Industrie 4.0 in der Intralogistik in weiter Ferne!

Andreas U.

Jegliche Innovation und Produktneuerung ist nichts wert, wenn man sich scheut diese einzusetzen. In 2017 begleitete ich mehrere Mandate in der Intralogistik und Automation und war gleichermaßen überrascht, was die Branche, die Maschinenbauer und Technologieunternehmen auf die Beine stellen. Manchmal zielorientiert und strategisch durchdacht, sehr häufig aber sehr zögerlich und zaghaft in der Umsetzung hinsichtlich der möglichen Arbeitserleichterung, Effizienz und Produktivität.

Auf Messen zeigen die Unternehmen voll-automatisierte Warenlager, werben mit Produktivitätssteigerungen und beispielsweise Drohnen, die die Inventur übernehmen. Oder auch Roboter-Technik, die in die laufende Produktion eingreift. In der Realität jedoch arbeiten viele doch nur mit billigen Zeitarbeitskräften, die mit Hand-Scannern Barcodes ablesen.

Am deutlichsten war die Diskrepanz bei einem Marktführer in der Intralogistik, der sowohl Finanzkraft als auch die Reputation hat, den Markt zu revolutionieren oder wenigstens signifikant zu beeinflussen.

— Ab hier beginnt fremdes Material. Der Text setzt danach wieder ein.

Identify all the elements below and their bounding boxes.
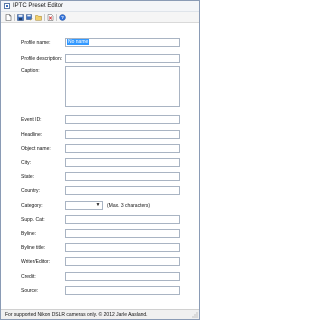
save-icon[interactable] xyxy=(17,14,24,21)
category-dropdown[interactable]: ▼ xyxy=(65,201,103,210)
svg-text:?: ? xyxy=(61,15,64,20)
open-icon[interactable] xyxy=(35,14,42,21)
new-document-icon[interactable] xyxy=(5,14,12,21)
category-hint: (Max. 3 characters) xyxy=(107,203,151,209)
event-id-label: Event ID: xyxy=(21,117,42,123)
writer-editor-label: Writer/Editor: xyxy=(21,259,51,265)
country-label: Country: xyxy=(21,188,40,194)
toolbar: ? xyxy=(1,12,199,23)
supp-cat-field[interactable] xyxy=(65,215,180,224)
save-as-icon[interactable] xyxy=(26,14,33,21)
city-label: City: xyxy=(21,160,31,166)
profile-description-field[interactable] xyxy=(65,54,180,63)
profile-name-value: No name xyxy=(67,39,90,45)
preset-editor-window: IPTC Preset Editor ? Profile name: No na… xyxy=(0,0,200,320)
object-name-label: Object name: xyxy=(21,146,51,152)
toolbar-separator xyxy=(44,14,45,21)
byline-title-field[interactable] xyxy=(65,243,180,252)
toolbar-separator xyxy=(14,14,15,21)
state-label: State: xyxy=(21,174,35,180)
source-label: Source: xyxy=(21,288,39,294)
status-bar: For supported Nikon DSLR cameras only. ©… xyxy=(1,309,199,319)
form-panel: Profile name: No name Profile descriptio… xyxy=(1,23,199,309)
profile-description-label: Profile description: xyxy=(21,56,63,62)
profile-name-field[interactable]: No name xyxy=(65,38,180,47)
supp-cat-label: Supp. Cat: xyxy=(21,217,45,223)
title-bar: IPTC Preset Editor xyxy=(1,1,199,12)
headline-field[interactable] xyxy=(65,130,180,139)
credit-field[interactable] xyxy=(65,272,180,281)
window-title: IPTC Preset Editor xyxy=(13,3,64,9)
category-label: Category: xyxy=(21,203,43,209)
credit-label: Credit: xyxy=(21,274,36,280)
byline-field[interactable] xyxy=(65,229,180,238)
delete-icon[interactable] xyxy=(47,14,54,21)
headline-label: Headline: xyxy=(21,132,43,138)
writer-editor-field[interactable] xyxy=(65,257,180,266)
status-text: For supported Nikon DSLR cameras only. ©… xyxy=(5,312,148,318)
caption-label: Caption: xyxy=(21,68,40,74)
event-id-field[interactable] xyxy=(65,115,180,124)
profile-name-label: Profile name: xyxy=(21,40,51,46)
byline-title-label: Byline title: xyxy=(21,245,46,251)
state-field[interactable] xyxy=(65,172,180,181)
city-field[interactable] xyxy=(65,158,180,167)
source-field[interactable] xyxy=(65,286,180,295)
toolbar-separator xyxy=(56,14,57,21)
object-name-field[interactable] xyxy=(65,144,180,153)
resize-grip-icon[interactable] xyxy=(192,312,198,318)
caption-textarea[interactable] xyxy=(65,66,180,107)
chevron-down-icon[interactable]: ▼ xyxy=(95,202,101,209)
country-field[interactable] xyxy=(65,186,180,195)
app-icon xyxy=(4,3,10,9)
help-icon[interactable]: ? xyxy=(59,14,66,21)
byline-label: Byline: xyxy=(21,231,37,237)
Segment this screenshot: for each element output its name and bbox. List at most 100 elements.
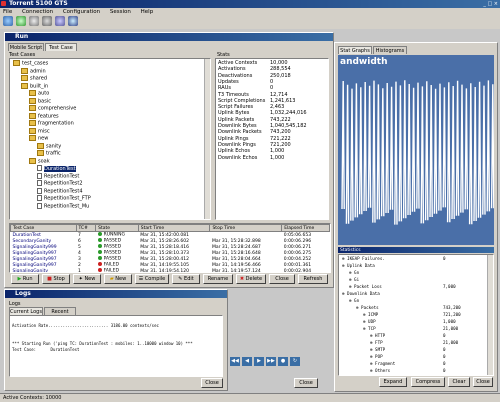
new-button[interactable]: ✦ New [73,274,101,284]
stat-tree-item[interactable]: ⊕ UDP [363,319,376,325]
stat-tree-item[interactable]: ⊕ Uplink Data [342,263,375,269]
compile-button[interactable]: ☰ Compile [135,274,169,284]
menu-help[interactable]: Help [141,9,154,15]
stat-tree-item[interactable]: ⊕ FTP [370,340,383,346]
tree-scrollbar[interactable] [204,59,210,219]
tab-test-case[interactable]: Test Case [45,43,77,51]
menu-configuration[interactable]: Configuration [63,9,100,15]
record-icon[interactable]: ● [278,357,288,366]
edit-button-label: Edit [184,276,194,282]
col-elapsed-time[interactable]: Elapsed Time [281,224,330,232]
log-output[interactable]: Activation Rate.........................… [9,315,223,377]
stat-tree-item[interactable]: ⊕ Downlink Data [342,291,380,297]
tree-item[interactable]: built_in [21,82,48,89]
next-icon[interactable]: ▶ [254,357,264,366]
connect-icon[interactable] [3,16,13,26]
run-window: Run Mobile Script Test Case Test Cases t… [4,32,334,288]
stat-tree-item[interactable]: ⊕ Packets [356,305,379,311]
edit-button[interactable]: ✎ Edit [172,274,200,284]
col-tc-number[interactable]: TC# [75,224,97,232]
tools-icon[interactable] [29,16,39,26]
folder-icon [21,75,28,81]
stat-tree-item[interactable]: ⊕ HTTP [370,333,385,339]
tree-item[interactable]: DurationTest [37,165,76,172]
tree-item[interactable]: new [29,135,48,142]
stat-tree-item[interactable]: ⊕ TCP [363,326,376,332]
tree-item[interactable]: soak [29,157,50,164]
folder-icon [29,97,36,104]
rename-button[interactable]: Rename [203,274,233,284]
refresh-button[interactable]: Refresh [298,274,328,284]
delete-button[interactable]: ✖ Delete [236,274,266,284]
col-stop-time[interactable]: Stop Time [209,224,283,232]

Ausgerechnet dieses Unternehmen hält an alten Technologien fest und verkauft zugunsten Marge und Schonung der Ressourcen lieber Retrofit oder Standardprojekte. Vielleicht ist die Welt – der Kunde – doch noch nicht bereit für komplexe, ganzheitliche Lösungen!?

Ich frage mich, wenn nicht jetzt, wann dann? Die Konjunktur verläuft nachhaltig positiv, wohin ich höre sind die Auftragsbücher voll, aber dennoch wird das Wachstum mit konventionellen Methoden umgesetzt. Ich finde es beinahe verwerflich, dass die Annäherung und der Einsatz von KI auf sich warten lassen. Stattdessen kämpfen die Unternehmen mit Qualitätsschwankungen, suchen Prozessspezialisten und scheitern vermeintlich an der modernen Industrialisierung. Es könnte so schön sein, sind doch Maschinen, Sensoren und Programme nicht emotional oder in Zweckbündnissen verhaftet sondern könnten sachorientiert ihren Auftrag erfüllen. Wobei vermutlich die Wahrheit in der Mitte liegt. Ich will keinesfalls alle Facharbeiter durch Roboter oder Prozessexperten durch Software ersetzen. Ich denke jedoch, dass das gemeinsame Ziel über der subjektiven oder zwischenmenschlichen Empfindung stehen sollte.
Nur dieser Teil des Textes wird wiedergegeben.